The lock clattered against the door and something fell to the ground outside. Charlie heard the man swear and screwed her eyes up as tightly as she could. She was staying with Nan. She wasn’t coming back. It was a shock, then, when she felt the man prod her with his foot, heard him tell her to get up. She shook her head, the dream giving her courage. He kicked her again, harder this time.
‘Get up,’ he repeated. ‘I made you breakfast. Something different. Toast.’
Toast was a welcome change, but it couldn’t entice her to open her eyes. That was probably what he’d dropped. ‘No,’ she said, ‘I want to sleep.’ She felt him sink to the straw next to her, then he was grabbing her by her shoulders and shaking her furiously. Her eyes flew open.

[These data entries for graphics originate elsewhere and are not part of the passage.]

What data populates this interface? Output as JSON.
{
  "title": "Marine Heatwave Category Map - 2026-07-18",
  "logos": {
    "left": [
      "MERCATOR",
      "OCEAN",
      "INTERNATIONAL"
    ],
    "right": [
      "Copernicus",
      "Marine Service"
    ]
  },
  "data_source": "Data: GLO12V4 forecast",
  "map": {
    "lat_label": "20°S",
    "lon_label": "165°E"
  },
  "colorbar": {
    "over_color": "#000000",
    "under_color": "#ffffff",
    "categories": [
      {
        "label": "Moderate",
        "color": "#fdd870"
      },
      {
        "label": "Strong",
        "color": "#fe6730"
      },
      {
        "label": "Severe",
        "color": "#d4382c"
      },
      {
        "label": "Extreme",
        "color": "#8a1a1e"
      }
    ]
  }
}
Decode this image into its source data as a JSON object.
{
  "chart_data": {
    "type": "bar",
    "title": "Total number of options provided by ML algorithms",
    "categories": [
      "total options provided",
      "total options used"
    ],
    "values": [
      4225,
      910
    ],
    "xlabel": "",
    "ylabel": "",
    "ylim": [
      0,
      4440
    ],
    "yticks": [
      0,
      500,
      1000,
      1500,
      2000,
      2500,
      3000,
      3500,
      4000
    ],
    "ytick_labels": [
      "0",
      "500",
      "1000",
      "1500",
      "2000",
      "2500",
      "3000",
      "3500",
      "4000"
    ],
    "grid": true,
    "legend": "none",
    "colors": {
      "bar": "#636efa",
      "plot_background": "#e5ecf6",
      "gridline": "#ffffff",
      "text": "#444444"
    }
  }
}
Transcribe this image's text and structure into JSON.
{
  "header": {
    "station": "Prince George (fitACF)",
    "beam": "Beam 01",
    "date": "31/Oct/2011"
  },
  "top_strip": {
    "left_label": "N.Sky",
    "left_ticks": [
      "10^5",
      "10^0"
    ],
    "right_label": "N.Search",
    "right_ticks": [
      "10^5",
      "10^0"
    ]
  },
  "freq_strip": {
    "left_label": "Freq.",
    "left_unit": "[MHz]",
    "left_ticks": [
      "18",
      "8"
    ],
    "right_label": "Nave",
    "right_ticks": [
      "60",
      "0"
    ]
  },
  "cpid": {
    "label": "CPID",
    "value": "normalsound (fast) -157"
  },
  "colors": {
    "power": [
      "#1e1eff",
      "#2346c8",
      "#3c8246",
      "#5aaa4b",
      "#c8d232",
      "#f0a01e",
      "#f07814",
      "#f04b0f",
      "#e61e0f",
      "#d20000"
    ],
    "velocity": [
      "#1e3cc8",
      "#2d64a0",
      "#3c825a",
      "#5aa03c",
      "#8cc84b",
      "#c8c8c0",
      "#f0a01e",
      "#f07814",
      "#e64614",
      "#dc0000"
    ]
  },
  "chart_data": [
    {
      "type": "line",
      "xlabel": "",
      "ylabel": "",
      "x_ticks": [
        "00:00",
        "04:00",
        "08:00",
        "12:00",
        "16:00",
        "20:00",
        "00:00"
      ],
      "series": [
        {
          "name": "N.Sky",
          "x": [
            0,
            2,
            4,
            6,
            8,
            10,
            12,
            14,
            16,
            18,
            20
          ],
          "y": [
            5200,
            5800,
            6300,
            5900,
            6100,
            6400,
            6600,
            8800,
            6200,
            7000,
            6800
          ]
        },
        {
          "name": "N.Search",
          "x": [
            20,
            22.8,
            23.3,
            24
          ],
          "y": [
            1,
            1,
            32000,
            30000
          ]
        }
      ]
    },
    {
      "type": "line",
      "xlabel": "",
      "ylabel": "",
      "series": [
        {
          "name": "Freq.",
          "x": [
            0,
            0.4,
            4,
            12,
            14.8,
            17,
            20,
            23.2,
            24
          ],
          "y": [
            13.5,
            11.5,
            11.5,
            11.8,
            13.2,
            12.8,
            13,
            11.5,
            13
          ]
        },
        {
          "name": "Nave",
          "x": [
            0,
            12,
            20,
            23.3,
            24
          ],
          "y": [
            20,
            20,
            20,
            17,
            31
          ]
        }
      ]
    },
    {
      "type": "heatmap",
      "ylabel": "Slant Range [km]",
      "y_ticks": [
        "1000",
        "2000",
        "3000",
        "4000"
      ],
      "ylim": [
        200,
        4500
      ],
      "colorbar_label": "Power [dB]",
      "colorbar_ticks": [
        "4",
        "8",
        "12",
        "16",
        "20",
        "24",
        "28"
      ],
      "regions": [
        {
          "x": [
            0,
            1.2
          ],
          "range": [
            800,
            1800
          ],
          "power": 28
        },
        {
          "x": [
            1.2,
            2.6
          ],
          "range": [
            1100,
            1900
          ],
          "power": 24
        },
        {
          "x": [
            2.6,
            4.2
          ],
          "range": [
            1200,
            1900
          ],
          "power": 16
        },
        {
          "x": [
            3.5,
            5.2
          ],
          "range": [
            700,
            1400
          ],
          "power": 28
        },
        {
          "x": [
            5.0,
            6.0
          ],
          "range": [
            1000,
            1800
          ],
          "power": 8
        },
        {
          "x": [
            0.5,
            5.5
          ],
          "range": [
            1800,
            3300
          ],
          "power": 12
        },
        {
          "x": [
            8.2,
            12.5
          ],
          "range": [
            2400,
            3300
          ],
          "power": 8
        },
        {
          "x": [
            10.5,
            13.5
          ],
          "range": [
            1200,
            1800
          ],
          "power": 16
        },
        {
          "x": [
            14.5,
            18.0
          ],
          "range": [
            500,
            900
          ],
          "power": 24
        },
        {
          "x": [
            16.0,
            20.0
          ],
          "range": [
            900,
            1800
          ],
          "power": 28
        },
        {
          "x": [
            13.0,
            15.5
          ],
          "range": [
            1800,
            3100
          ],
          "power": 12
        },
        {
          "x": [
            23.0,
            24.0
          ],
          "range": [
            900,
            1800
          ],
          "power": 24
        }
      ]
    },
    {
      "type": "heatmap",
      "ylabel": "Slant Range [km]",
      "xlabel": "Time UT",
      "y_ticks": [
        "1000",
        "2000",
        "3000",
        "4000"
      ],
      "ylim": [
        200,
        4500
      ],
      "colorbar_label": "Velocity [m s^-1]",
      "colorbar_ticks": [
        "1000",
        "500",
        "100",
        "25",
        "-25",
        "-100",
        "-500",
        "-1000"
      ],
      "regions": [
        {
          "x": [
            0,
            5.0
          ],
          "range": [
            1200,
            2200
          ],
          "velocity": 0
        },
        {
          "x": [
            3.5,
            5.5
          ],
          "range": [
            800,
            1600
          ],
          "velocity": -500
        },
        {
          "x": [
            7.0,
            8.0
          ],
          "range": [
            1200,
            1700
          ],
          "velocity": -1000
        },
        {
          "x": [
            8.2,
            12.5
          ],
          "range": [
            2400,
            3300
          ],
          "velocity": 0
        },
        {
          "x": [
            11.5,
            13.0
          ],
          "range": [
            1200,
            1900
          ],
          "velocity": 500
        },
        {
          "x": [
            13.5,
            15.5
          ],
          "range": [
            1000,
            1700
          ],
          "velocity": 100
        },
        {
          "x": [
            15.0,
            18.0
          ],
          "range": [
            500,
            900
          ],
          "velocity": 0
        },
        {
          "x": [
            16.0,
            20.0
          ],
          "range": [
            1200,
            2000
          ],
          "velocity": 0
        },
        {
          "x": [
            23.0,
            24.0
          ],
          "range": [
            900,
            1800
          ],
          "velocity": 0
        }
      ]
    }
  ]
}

It was dark in the stable, as if the sun hadn’t been able to face rising that morning.
‘You’ll do what I say!’ he screamed, the stink of his cigarette breath and unbrushed teeth sharp in her nostrils. She turned her face away.
‘No,’ she said. ‘I’m sick of doing what you want. Why should I?’
He grabbed her chin between his thumb and fingers, forcing her to look at him. ‘Because I said so,’ he panted, livid with fury. Charlie gathered all the saliva she could manage behind her teeth, then spat it between his eyes. He shrieked in rage, drew back his hand and hit her across the face. Blood spurted from her nose and something cracked below her mouth, but she barely had time to notice before he was ripping off her blanket and pinioning her arms above her head. She struggled, fully awake now and frightened for the first time since he had come into the stable, but he was stronger than she’d thought and held her down easily. With his free hand he yanked at her jodhpurs, her filthy, tattered jodhpurs, then wrenched at his own pants. Charlie suddenly realised what he was doing and a scream left her lips, colliding with the tin stable roof and echoing between them, but to no av
ail. The man raised his head and butted it sharply against Charlie’s jaw. She bit down hard, teeth colliding with each other, shattering grittily against her tongue, and as she lay there grunting from the blow she felt him prise her legs apart and force himself into her.
It seemed to go on forever. She thought he would never stop. Push, withdraw, push, withdraw, each thrust shredding skin, inflicting damage. The pain was like an animal devouring her, eating her alive. Oh, Nan, she thought, Oh, Mum. She wanted to die. Tears slid down her face, mingling with the blood from her nose, and when she looked in desperation towards the door she saw Blue there, watching them, his head cocked to one side as if trying to figure out what they were doing.
As Rachael walked towards the lectern, Matt held his breath. Around him the congregation settled into their seats and made themselves comfortable, anticipating a lengthy eulogy—Ava Menzies had led a full, and in her earlier years, celebrated, life. Rachael had worked for days on her speech, determined to make sure she captured it all, then had been awake most of the night rehearsing. Matt sighed. It had been a hard morning, a hard week. All mornings were hard now, but this one had been particularly bad. Rachael’s fatigue and her tension, her eyes glittering with resolve one moment and with tears the next, the burden of this extra grief, which had seemed to strip an inch from her height. Dan had stayed out of their way, emerging from his bedroom just before they left for the church only to cop a tongue-lashing from Rachael because he wasn’t wearing a tie. Matt didn’t think the poor kid even owned a tie. He’d waited until she’d stormed her way out of the house then quickly fetched Dan one of his own, his son standing like a child as Matt knotted it for him. After that they’d gone to join Rachael in the car—but she was standing stock-still on the empty porch, staring up at the light above their front door.